五戸町を貫く奥州街道。中でも「古街道」と呼ばれる、町の南側の部分はかつての街道の姿を色濃く残しています。道沿いには、明治天皇御休憩所跡や一里塚、ひときわ大きくそびえる「並木の松」、鬼婆伝説まで、歴史の深さを感じられる名所が案内板とともに点在し、散策の道中を楽しませてくれます。また、晴れた日には、高山峠の展望台から名久井岳や八甲田山などを眺めることができます。

 

江渡家住宅 (国指定重要文化財)

天明年間(1781~1788)の建築といわれる寄せ棟造りのかやぶき屋根。
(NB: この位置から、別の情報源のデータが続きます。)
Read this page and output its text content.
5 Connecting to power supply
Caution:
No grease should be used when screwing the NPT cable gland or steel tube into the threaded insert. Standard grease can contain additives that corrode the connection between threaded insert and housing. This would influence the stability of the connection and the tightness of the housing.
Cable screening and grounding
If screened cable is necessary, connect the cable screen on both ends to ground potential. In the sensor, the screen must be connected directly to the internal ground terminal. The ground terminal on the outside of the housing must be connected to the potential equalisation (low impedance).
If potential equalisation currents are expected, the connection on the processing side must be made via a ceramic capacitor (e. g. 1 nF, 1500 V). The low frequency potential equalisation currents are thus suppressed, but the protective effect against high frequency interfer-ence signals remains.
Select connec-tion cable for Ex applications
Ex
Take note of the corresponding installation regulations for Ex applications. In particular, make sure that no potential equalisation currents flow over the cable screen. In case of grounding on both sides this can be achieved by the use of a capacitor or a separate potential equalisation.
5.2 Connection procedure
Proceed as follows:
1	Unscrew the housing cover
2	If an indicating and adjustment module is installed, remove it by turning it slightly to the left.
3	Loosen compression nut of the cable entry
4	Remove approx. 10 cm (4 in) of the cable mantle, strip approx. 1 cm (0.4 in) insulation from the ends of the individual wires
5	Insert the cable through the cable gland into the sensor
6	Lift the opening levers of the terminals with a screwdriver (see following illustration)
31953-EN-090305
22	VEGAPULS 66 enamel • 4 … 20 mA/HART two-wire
現在も民家として使用されており、外観のみ見学可能です。昭和48年2月国重文指定。

旧圓子家住宅 (青森県重宝)

旧圓子家住宅は、江戸時代の武士であった圓子氏の住宅です。圓子氏は「九戸の乱」(1591)の後に五戸町大字倉石中市に居を構え、南部藩直命の山奉行となったと伝えられています。

寳福寺 (青森県指定文化財)

寳福寺の始まりは正応年間(1292年頃)と伝えられています。本堂は江戸末期の特徴をよく表し、延床面積は約93坪、天井は寄棟造型化粧屋根裏という珍しい構成となっています。

新山神社

本社の勧請は、元禄2年(1689年)盛岡藩士木村又助秀晴の創建といわれています。神社全体が昇竜降竜の彫刻に覆われており、県下でも珍しい建物として知られています。

五戸町消防団第一分団屯所(青森県重宝)

赤いドーム屋根は、県南地方の代表的なデザインです。大火により大正11年に建て直され、現在も消防屯所として使用されています。平成15年7月県重宝指定。